Writing portable AWS Glue Jobs


engelsAWS Glue is a somewhat magical service. When it works, it makes ETL downright simple. With Glue Crawlers you catalog your data (be it a database or json files), and with Glue Jobs you use the same catalog to transform that data and load it into another store using distributed Spark jobs. And all that while being fully managed and serverless. Indeed, magical.

But that magic breaks down at times. Should you follow the advice of AWS and write your jobs using the Glue library, you will find that your pipelines have a number of inconvenient limitations. First of all, your job scripts cannot be executed locally on your computer, forcing you to develop your code using development endpoints that you have to provision and pay for. This also means that unit tests cannot be written, making it tough to run any production workload with confidence. Second, your jobs are not portable, locking you in to AWS. Even migrating to an alternative service on AWS such AWS EMR becomes impossible. These two points alone make it a scary exercise to commit your ETL to AWS Glue.
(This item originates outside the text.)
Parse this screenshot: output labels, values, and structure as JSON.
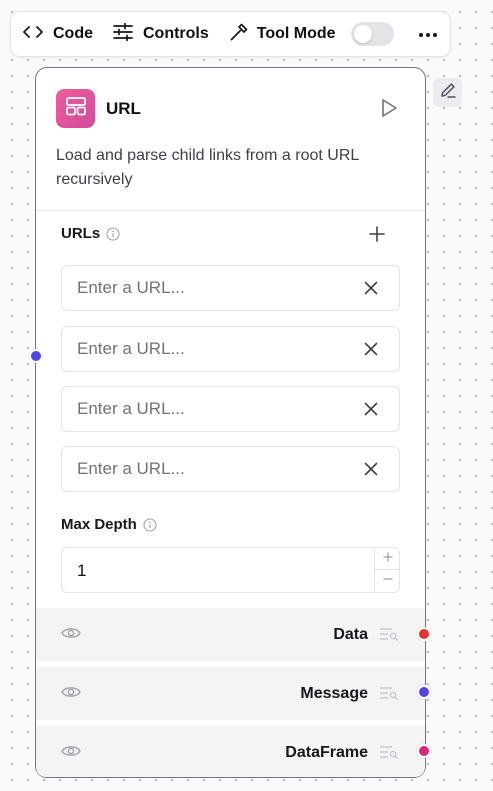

Yet we do not have to accept these limitations. If you forego some convenience that Glue brings, it is possible to create portable and unit-testable pipelines.

The problem

The problem at its heart lies in the Glue library, which adds a number of convenient methods but does not run anywhere other than the AWS Glue environment. Using it, a job looks something like the following code snippet in Python:
from awsglue.context import GlueContext
# removed other imports
args = getResolvedOptions(sys.argv, [‘JOB_NAME’])

# job bootstrapping
sc = SparkContext()
glueContext = GlueContext(sc)
spark = glueContext.spark_session
job = Job(glueContext)
job.init(args[‘JOB_NAME’], args)

# transformations using the Glue library
datasource0 = glueContext.create_dynamic_frame.from_catalog(database = “source”, table_name = “table”, transformation_ctx = “datasource0”)
applymapping1 = ApplyMapping.apply(frame = datasource0, mappings = [(“value”, “string”, “value”, “string”)], transformation_ctx = “applymapping1”)
resolvechoice2 = ResolveChoice.apply(frame = applymapping1, choice = “make_struct”, transformation_ctx = “resolvechoice2”)
dropnullfields3 = DropNullFields.apply(frame = resolvechoice2, transformation_ctx = “dropnullfields3”)
datasink4 = glueContext.write_dynamic_frame.from_options(frame = dropnullfields3, connection_type = “s3”, connection_options = {“path”: “s3://target/table”}, format = “parquet”, transformation_ctx = “datasink4”)
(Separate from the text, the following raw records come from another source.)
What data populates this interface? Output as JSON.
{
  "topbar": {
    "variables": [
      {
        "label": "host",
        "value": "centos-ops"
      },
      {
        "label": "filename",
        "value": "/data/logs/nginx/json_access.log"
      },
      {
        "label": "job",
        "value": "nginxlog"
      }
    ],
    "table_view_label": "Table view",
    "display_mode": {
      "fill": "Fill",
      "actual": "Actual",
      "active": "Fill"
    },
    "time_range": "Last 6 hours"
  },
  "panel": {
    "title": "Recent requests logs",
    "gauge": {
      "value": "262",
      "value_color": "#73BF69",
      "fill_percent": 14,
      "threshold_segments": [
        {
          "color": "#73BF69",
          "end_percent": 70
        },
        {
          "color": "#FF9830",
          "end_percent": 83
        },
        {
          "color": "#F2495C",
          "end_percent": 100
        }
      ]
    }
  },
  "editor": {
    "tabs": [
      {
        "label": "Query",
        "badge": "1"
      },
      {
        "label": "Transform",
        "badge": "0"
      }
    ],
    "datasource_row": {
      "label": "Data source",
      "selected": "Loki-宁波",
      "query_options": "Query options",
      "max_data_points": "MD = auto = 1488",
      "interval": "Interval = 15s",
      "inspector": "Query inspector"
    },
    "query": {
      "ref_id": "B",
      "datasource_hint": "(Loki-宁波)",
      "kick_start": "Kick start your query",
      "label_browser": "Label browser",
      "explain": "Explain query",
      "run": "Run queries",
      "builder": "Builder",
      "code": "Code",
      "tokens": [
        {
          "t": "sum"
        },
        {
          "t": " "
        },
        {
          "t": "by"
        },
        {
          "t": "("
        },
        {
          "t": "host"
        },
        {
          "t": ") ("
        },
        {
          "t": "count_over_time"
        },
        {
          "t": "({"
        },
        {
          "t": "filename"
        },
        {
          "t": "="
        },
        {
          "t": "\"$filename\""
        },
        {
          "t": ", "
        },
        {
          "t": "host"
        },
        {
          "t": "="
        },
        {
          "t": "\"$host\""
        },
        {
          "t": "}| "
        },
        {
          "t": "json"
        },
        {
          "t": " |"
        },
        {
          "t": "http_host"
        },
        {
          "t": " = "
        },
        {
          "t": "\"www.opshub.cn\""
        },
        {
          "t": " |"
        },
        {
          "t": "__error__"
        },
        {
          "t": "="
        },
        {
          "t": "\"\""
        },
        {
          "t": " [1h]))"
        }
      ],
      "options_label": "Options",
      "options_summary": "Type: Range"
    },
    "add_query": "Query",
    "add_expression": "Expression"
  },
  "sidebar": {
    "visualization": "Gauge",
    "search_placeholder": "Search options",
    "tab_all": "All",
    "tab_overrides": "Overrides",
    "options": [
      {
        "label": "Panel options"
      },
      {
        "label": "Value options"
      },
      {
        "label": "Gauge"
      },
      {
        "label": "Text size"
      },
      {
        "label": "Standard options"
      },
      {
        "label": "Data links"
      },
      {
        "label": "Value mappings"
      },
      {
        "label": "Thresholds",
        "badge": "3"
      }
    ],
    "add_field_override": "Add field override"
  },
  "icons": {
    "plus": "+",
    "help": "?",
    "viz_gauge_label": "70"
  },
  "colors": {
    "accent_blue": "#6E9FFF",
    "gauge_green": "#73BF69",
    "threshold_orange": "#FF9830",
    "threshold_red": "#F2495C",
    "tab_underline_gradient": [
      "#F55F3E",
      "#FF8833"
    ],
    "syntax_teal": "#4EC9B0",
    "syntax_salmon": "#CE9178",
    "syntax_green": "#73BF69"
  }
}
# commit the job for bookmarking the progress
job.commit()

 

Even though Glue jobs run on Spark, the code is markedly different from what a PySpark script would look like otherwise. The Glue library introduces the concept of Jobs, Dynamic Dataframes and Transformations. When used together, Glue keeps track of what files have been processed before (called job bookmarking) and handles multiple data types per field gracefully. But writing your ETL like this leaves you with code that cannot be unit-tested or migrated.

The solution

The solution lies in eliminating the Glue library and using pure PySpark. This possibility is not marketed, nor is it extensively documented, but as Glue Jobs run on Spark it is quickly done. An example would look like the following snippet:
from awsglue.context import GlueContext
from pyspark.context import SparkContext
from pyspark.sql import SparkSession
spark_session = SparkSession.builder \
  .appName(“job_name”) \
  .getOrCreate()

df = spark_session.sql(“SELECT value FROM table”)
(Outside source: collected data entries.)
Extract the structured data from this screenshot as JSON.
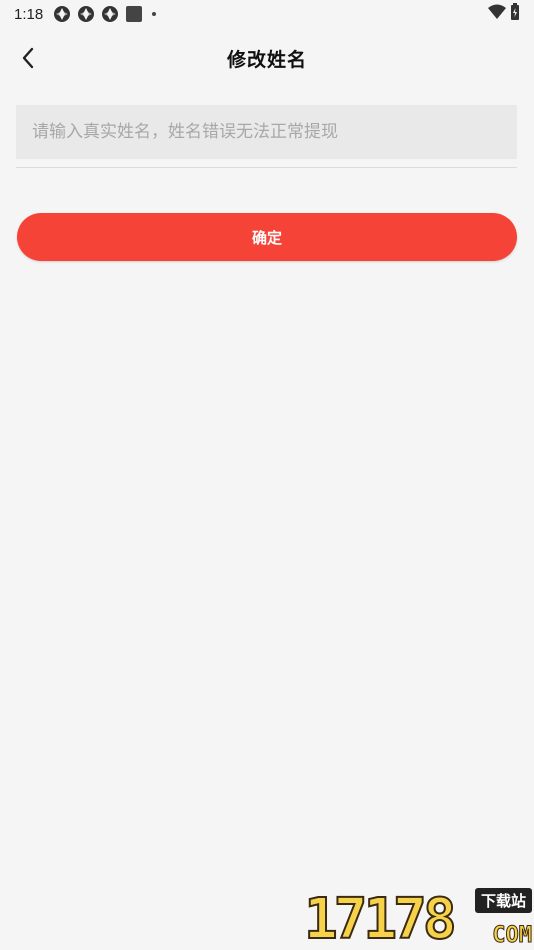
{
  "status_bar": {
    "time": "1:18"
  },
  "nav": {
    "title": "修改姓名"
  },
  "form": {
    "name_placeholder": "请输入真实姓名，姓名错误无法正常提现",
    "name_value": "",
    "confirm_label": "确定"
  },
  "watermark": {
    "digits": "17178",
    "tag": "下载站",
    "suffix": "COM"
  },
  "colors": {
    "accent": "#f54337",
    "background": "#f5f5f5",
    "input_background": "#e9e9e9"
  }
}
df.write.mode(“overwrite”).format(“parquet”).save(“s3://target/table/”)

 

Gone are the specific Glue library methods. What you now have is a standard PySpark job that makes use of the Glue Data catalog to read data. This job is portable, can be developed without a development endpoint and put into a test-harness. The world is right again. But for what we have gained, we have sacrificed something else.

Limitations & conclusion

Removing the Glue library inevitably means that we forego the convenience it brings. Dynamic dataframes are downright useful, and the Relationalize method that relationalizes nested dataframes has no alternatives in pure PySpark that are as simple to use. Most important, job bookmarking is only possible when you load and transform data using the Glue library. In the past, if you were to use pure PySpark you would also be locked out from using the Glue Data Catalog in your queries, but this has recently been remedied by the AWS Glue team.

Many developers working on pipelines in production environments might have been scared away from AWS Glue due to the jobs seemingly not being portable or unit-testable. And while that did certainly put us off in the past, it is not a limitation of the service itself. If you are willing to sacrifice some convenience an alternative exists, and it brings out the best in the service: fully managed, serverless, unit-tested and portable pipelines. No magic lost there.